校長告辞(新入生へのメッセージ)

2018.04.05 2019.04.10

 熊本高等専門学校の新入生の皆さん、入学おめでとうございます。
 
 ご家族の皆様をはじめ関係者の皆様も本日は、誠におめでとうございます。
 
 本日、多数のご来賓の方々にもご列席頂きまして、ここに平成30年度の入学式を挙行できますことは、校長として喜びに耐えません。
 
 私は、今年度から熊本高等専門学校の校長に着任しました荒木啓二郎と申します。入学した皆さん方と同じ熊本高専の新入生です。
 
 そこで、熊本高等専門学校の沿革を一通り見ておくことに致します。
 
 熊本高等専門学校には、皆さんご承知のように熊本キャンパスと八代キャンパスの2つのキャンパスがあります。
 
 ホームページに掲載されておりますが、熊本キャンパスは、何と昭和18年 (1943年) に財団法人熊本無線電信講習所として設立され、昭和24年 (1949年) に熊本電波高等学校と改称され、昭和46年 (1971年) に国立学校設置法の一部改正により、熊本電波工業専門学校となりました。平成16年 (2004年) に独立行政法人国立高等専門学校機構が発足して、独立行政法人国立高等専門学校機構熊本電波工業高等専門学校となりました。
 
 一方、八代キャンパスは、昭和49年 (1974年) に八代工業高等専門学校として設置されました。平成16年 (2004年) には、熊本キャンパスと同様に、独立行政法人国立高等専門学校機構八代工業高等専門学校となりました。
 
 当時、全国に55校ありました国立高等専門学校のうち、熊本を含む4地区の高度化再編が行われて51校となり、平成21年 (2009年) 10月に独立行政法人国立高等専門学校機構熊本高等専門学校が設置されて、翌平成22年 (2010年) の4月から新たな熊本高等専門学校の1期生が入学しました。
 
 従いまして、本日入学式を迎えた皆さんは、熊本高等専門学校の第9期生ということになります。
 
 熊本高専は、現在では、それぞれのキャンパスに3学科、1専攻の合計6学科と2専攻を持ち、また、3つのセンターを有しております。
 
 熊本高専に限らず、高専の卒業生は、非常に評判が良くて高く評価されています。企業に居ます私の知合いは、皆、口を揃えて高専出身者が優秀だと言っています。また、私の前任の大学にも、学部3年生への編入や修士課程へ入学してきた高専出身者は優秀で元気良く勉学や研究に励んでおります。私がこの度熊本高専に行くと知った企業の知合いからも大学の知合いからも、優秀な高専生を沢山自分の所に送り込んでくれ、と言われました。
 
 これまで国立高等専門学校が、実践的高度技術者を育成し、社会に輩出して、我が国の産業界を支えて、技術立国日本の確立に大いに貢献して来たことは広く知られているところです。
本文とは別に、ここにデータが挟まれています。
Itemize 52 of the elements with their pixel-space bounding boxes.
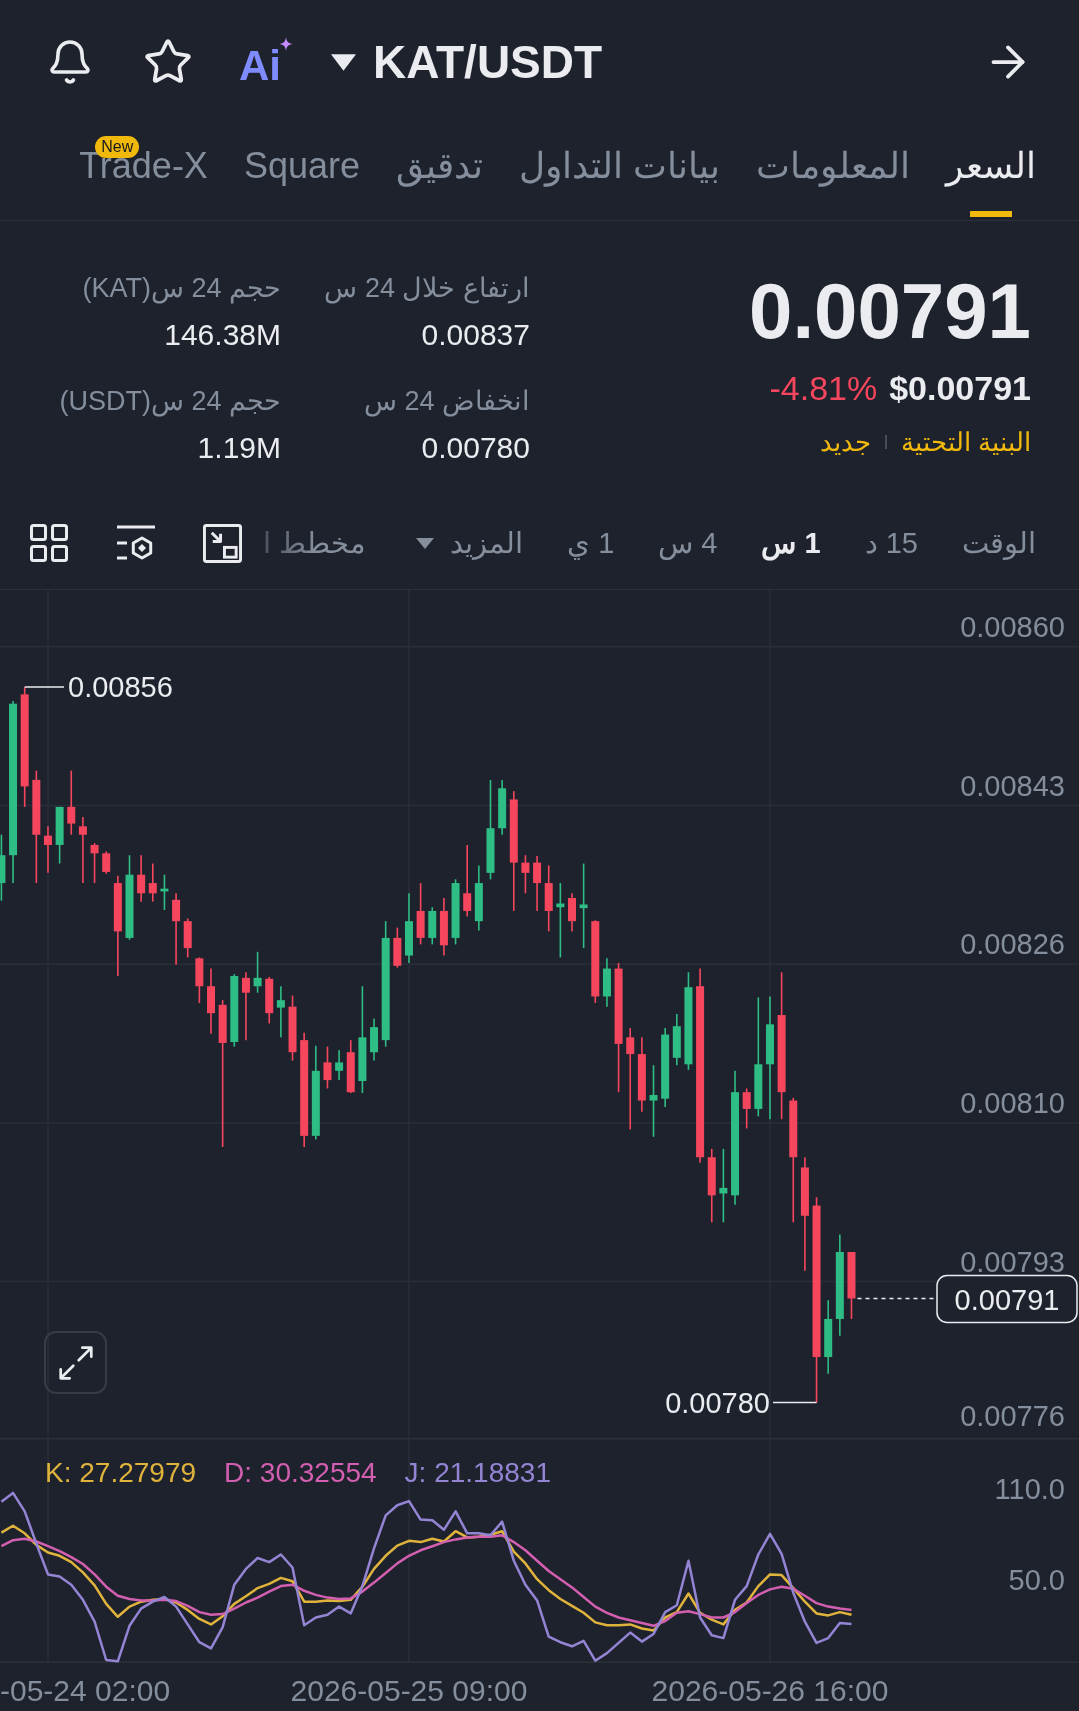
more-dropdown[interactable]: المزيد xyxy=(416,525,524,561)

それだけ社会の期待も大きいと言えます。
 
 だからといって、皆さん方は将来の進路の心配をしなくて良いと言う訳ではありません。就職が無条件に保証されているという訳ではないことを頭において、先輩たちが努力し実践してきたのと同様に、いや、むしろこれからの時代では、先輩たち以上にもっと勉学および研究に精進してください。
 
 社会は急激に変化しており、高専生に対する期待もより高度により高くなってきています。実践的な技術、知識、経験のみならず、高い教養と見識、また、国際性を身に付け、現代社会を牽引するイノベーション、革新を導くことが要求されています。
 
 特に国際的に活躍するには、自分自身のアイデンティティを持っていることが必要だと考えます。独自性、個性、自分らしさ、とも言えますが、それは、まさに一人一人の生まれ育った環境や経緯に依存します。とりわけ、自分の家庭、故郷、母国、母校というのがアイデンティティを形成する上で、重要な役割を果たしていると考えています。
 
 これからの5年間、あるいは専攻科まで含めますと7年間の若い感性と柔軟性に富んだ時代を、この歴史的・文化的に豊かで、自然に恵まれた熊本高専で送って、じっくり成長して頂きたいと望んでおります。
 
 個人的には、「逞しく、かつ、しなやかに」ということを念頭において校長の役割を果たしたいと考えております。すなわち、既に評価の高い実践的な技術力だけではなく、歴史や文化、哲学にも造詣があり、国際性を有して、多様性や柔軟性を併せ持って新たな社会や価値を創出するイノベーションを導出する活躍を期待しております。
 
 私は論語にあります「学びて思わざれば、則ち罔(くら)し、 思いて学ばざれば、則ち殆(あやう)し」という言葉を好んでおります。
 
 『書物等から学ぶだけで、自分自身で考えないのは、本物の本質ははっきりしない、一方、自分一人で考えるだけで、先人や書物などから学ぼうとしないのは、独断に陥って危険である』
 
 高専という場では、基礎と実践、理論と応用、そして、前述のように、「逞しく、しなやかに」というような解釈に繋がると思います。
 
 高専では皆さんを学生と呼びます。専門性を有する高等教育を受ける主体性をもった学生であるという自覚をもって、熊本高専で大きく成長してください。期待しています。
 
 本日は、熊本高専への入学、誠におめでとうございます。